One way around that? Build the pipeline once — then hand it off to someone who can run it like clockwork, optimize the prompts, catch data mismatches, and make sure each “agent” is actually doing what you thought it was doing. You don’t need to clone yourself. Just need a smart second brain.
(And yes, that second brain can totally be human. Preferably one that understands content, ops and AI workflows. Ask me how I know.)

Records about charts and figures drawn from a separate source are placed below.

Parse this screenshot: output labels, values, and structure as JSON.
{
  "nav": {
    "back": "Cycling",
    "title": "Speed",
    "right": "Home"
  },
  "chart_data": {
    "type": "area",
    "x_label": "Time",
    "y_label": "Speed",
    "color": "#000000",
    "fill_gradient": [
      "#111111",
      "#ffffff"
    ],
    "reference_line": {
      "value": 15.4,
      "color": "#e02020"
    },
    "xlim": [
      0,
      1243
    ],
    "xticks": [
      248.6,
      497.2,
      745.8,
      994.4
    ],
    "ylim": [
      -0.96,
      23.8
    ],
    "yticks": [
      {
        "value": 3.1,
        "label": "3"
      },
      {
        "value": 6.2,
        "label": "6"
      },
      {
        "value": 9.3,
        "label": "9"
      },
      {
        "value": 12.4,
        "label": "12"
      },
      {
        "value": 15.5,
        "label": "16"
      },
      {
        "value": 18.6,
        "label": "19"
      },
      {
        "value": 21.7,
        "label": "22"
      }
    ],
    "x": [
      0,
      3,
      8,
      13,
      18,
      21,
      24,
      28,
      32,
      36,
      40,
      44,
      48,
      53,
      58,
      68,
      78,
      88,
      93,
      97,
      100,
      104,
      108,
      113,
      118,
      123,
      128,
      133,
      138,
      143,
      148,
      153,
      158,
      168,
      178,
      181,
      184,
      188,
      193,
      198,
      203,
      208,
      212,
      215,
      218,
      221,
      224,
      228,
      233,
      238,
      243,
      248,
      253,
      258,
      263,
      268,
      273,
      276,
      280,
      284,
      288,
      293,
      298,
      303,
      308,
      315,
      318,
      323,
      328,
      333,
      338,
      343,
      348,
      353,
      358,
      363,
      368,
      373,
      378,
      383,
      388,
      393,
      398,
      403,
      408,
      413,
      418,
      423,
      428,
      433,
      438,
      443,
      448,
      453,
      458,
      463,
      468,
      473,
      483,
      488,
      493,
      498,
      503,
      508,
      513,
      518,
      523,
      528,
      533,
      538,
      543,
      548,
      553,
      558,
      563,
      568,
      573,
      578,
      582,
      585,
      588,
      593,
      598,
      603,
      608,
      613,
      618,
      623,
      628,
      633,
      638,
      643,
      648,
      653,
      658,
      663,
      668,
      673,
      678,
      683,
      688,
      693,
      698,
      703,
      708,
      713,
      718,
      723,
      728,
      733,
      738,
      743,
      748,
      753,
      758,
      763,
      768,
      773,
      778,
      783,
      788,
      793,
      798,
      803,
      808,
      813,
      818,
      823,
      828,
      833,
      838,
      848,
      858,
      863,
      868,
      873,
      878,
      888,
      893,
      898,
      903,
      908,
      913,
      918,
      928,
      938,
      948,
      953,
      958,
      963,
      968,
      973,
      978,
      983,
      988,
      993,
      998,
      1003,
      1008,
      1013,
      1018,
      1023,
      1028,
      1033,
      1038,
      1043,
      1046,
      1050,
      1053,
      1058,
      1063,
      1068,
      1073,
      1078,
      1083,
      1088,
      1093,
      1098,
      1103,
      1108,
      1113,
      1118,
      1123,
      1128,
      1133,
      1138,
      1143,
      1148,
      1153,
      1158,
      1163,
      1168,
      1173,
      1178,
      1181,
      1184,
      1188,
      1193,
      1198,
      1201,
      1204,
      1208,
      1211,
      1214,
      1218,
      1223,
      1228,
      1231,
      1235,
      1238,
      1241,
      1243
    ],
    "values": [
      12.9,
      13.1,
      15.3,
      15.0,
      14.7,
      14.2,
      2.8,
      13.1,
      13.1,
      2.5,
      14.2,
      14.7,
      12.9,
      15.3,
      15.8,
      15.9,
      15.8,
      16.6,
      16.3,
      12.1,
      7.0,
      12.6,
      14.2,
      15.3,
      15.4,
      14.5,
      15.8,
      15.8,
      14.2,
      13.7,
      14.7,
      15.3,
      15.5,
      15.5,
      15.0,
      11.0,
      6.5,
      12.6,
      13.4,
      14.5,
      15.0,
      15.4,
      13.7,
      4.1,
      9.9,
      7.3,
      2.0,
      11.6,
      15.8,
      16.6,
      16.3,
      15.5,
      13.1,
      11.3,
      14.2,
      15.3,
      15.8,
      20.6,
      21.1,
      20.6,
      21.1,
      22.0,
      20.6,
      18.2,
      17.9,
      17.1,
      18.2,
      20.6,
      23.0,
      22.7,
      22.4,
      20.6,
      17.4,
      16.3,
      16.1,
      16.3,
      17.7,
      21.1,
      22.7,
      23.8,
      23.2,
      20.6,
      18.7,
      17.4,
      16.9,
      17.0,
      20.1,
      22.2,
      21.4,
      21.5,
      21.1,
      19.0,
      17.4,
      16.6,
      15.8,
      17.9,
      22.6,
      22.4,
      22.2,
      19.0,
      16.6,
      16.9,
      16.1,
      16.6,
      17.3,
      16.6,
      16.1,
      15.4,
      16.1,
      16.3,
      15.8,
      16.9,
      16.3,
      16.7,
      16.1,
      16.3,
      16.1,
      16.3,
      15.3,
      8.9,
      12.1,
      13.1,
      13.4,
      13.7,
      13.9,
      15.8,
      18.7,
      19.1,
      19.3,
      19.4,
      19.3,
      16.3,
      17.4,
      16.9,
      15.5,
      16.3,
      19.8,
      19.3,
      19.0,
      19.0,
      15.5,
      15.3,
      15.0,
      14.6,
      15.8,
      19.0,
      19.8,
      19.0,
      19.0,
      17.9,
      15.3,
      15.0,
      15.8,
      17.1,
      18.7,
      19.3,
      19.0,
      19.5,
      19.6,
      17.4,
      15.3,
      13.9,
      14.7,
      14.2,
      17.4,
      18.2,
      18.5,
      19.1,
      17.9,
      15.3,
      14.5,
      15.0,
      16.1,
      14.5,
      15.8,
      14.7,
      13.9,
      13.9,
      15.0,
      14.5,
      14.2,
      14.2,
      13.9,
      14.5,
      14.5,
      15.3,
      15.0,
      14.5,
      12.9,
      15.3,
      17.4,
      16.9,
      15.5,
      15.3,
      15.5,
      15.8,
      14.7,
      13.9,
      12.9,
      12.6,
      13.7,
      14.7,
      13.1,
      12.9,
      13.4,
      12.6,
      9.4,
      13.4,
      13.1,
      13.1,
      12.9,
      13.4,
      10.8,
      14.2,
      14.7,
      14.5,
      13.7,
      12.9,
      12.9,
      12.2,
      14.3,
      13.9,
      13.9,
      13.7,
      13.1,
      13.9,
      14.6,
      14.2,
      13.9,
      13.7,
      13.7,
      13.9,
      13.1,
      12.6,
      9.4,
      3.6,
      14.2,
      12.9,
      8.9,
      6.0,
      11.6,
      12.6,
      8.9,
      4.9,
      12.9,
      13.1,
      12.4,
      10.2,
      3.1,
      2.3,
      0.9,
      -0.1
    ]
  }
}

Thanks for sharing this! I've been experimenting with AI agents to automate content workflows, and your insights are super valuable. It's interesting to see how the creative process can be broken down into manageable, AI-assisted stages. I agree on the importance of content repurposing, balancing AI-generated content with the founder's personal touch, and starting with the Research Agent before building a full suite of AI agents. Keep up the great work!
Thanks for this. Have been testing different ways to automate content publishing workflows with AI agents. Super helpful.